By Kim Lemmon, Ohio’s Country Journal
Apparently my friends weren’t the only Ohioans to have large wild canines running around on their property. Not only was my blog about a Coy Wolf sighting widely read, but we also received some interesting new information and photographs from readers.
Unfortunately, Tyler McMillen also has large wild canines causing problems on his family’s farm near Granville and on the hunting preserves and cattle farms where he works in Morrow, Delaware and Knox counties. The cattle farm in Morrow County had coyotes attack and kill livestock this fall.
“They killed a two-day-old calf on Oct. 24,” he said. “Damages that have been done are luckily just the one calf, but we calve year around! I’m getting worried of what might happen in the cold weather when the ‘yotes get hungry.”
It is not surprising that livestock has been killed when you look at his photos from his trail cameras and you see the number and size of the coyotes working together.
“Eleven trail cameras have picked up multiple pictures of the rascals prowling around, and I believe that their population numbers are on the rise,” he said.
To date, Tyler has managed to eliminate five coyotes.
“They are very smart,” he said.
With so many more Ohioans reporting coyote and other large wild canines near their homes and livestock, it might be time to review OSU Exensions fact sheet “Preventing and Controlling Coyote Problems.”
Did you know that coyotes are not native to Ohio? According to the fact sheet, they entered the Buckeye state in 1919.
“The immigration of coyotes into Ohio is part of a natural range expansion into eastern states following the removal of wolves and fragmentation of forests for agriculture,” the fact sheet reads.
More interesting facts from the fact sheet:
“Mating takes place January through March, with a peak in February. During this time coyote packs increase their territorial behavior. They maintain their high degree of territorial defense through April, when pups are born to the alpha pair.

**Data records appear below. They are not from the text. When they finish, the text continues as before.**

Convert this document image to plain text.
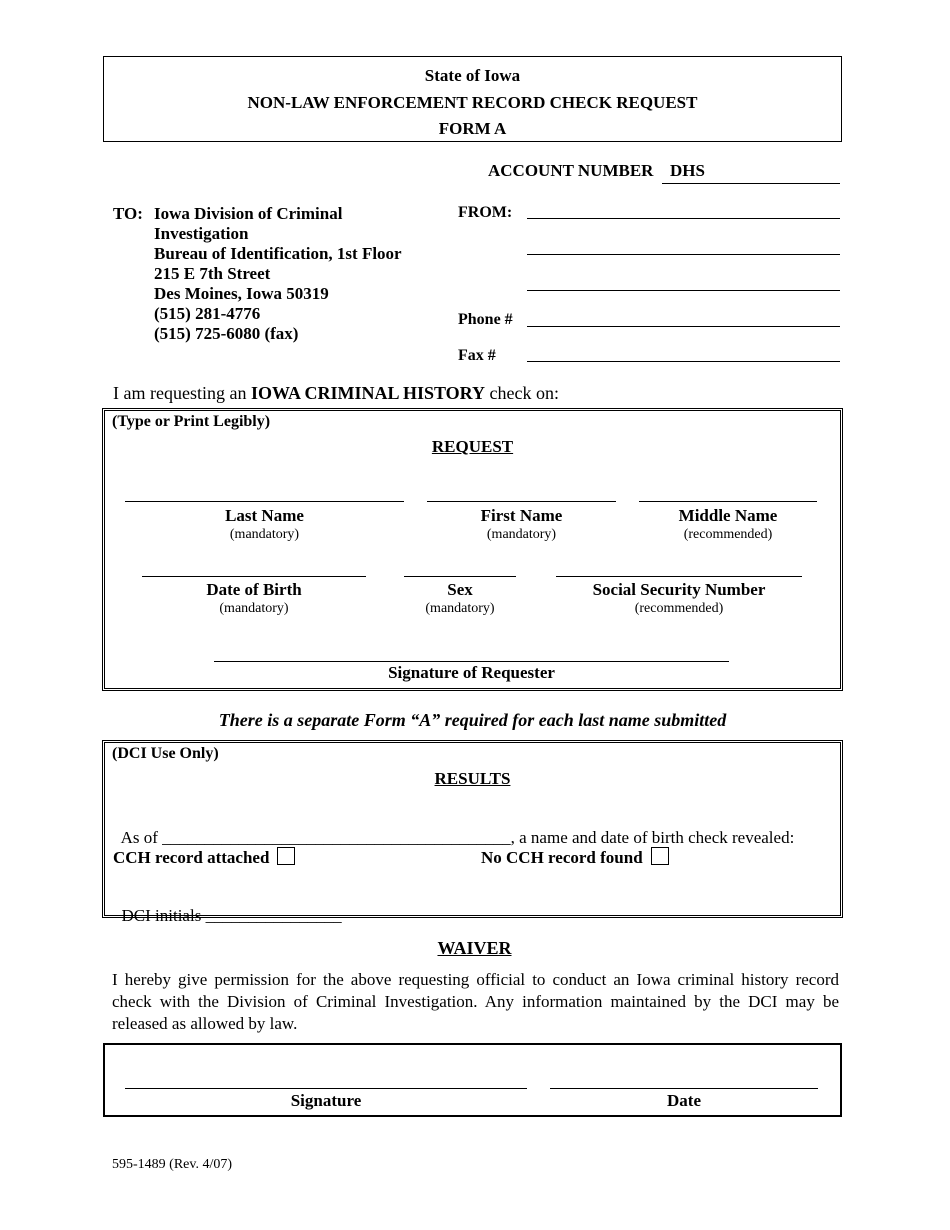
State of Iowa
NON-LAW ENFORCEMENT RECORD CHECK REQUEST
FORM A
ACCOUNT NUMBER DHS
TO: Iowa Division of Criminal
Investigation
Bureau of Identification, 1st Floor
215 E 7th Street
Des Moines, Iowa 50319
(515) 281-4776
(515) 725-6080 (fax)
FROM:
Phone #
Fax #
I am requesting an IOWA CRIMINAL HISTORY check on:
(Type or Print Legibly)
REQUEST
Last Name
(mandatory)
First Name
(mandatory)
Middle Name
(recommended)
Date of Birth
(mandatory)
Sex
(mandatory)
Social Security Number
(recommended)
Signature of Requester
There is a separate Form “A” required for each last name submitted
(DCI Use Only)
RESULTS

As of _________________________________________, a name and date of birth check revealed:

CCH record attached	No CCH record found

DCI initials ________________

WAIVER
I hereby give permission for the above requesting official to conduct an Iowa criminal history record check with the Division of Criminal Investigation. Any information maintained by the DCI may be released as allowed by law.
Signature	Date
595-1489 (Rev. 4/07)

Livestock depredation often peaks during spring because of the availability of lambs and calves, which coincides with an increase in energy demands for alpha pairs raising newborn pups. Studies have shown that resident coyotes usually have little interest in livestock until a litter is born. The alpha pair is usually responsible for most predation events within a territory.
As with all nuisance wildlife problems and damage concerns, an integrated management plan is most successful when it combines tolerance, prevention, and control.”
For controlling the populations and damage caused by coyotes, the fact sheet suggests special fencing techniques, modifying livestock movement to decrease their territorial overlap with coyote habitat during peak seasons, using guard animals, employing scare tactics, and integrating trapping and shooting.
The complete fact sheet can be downloaded in a pdf format at ohioline.osu.edu/w-fact/pdf/0004.pdf. Follow its tips to help ensure your pets and livestock stay safe during the upcoming mating and pup rearing seasons.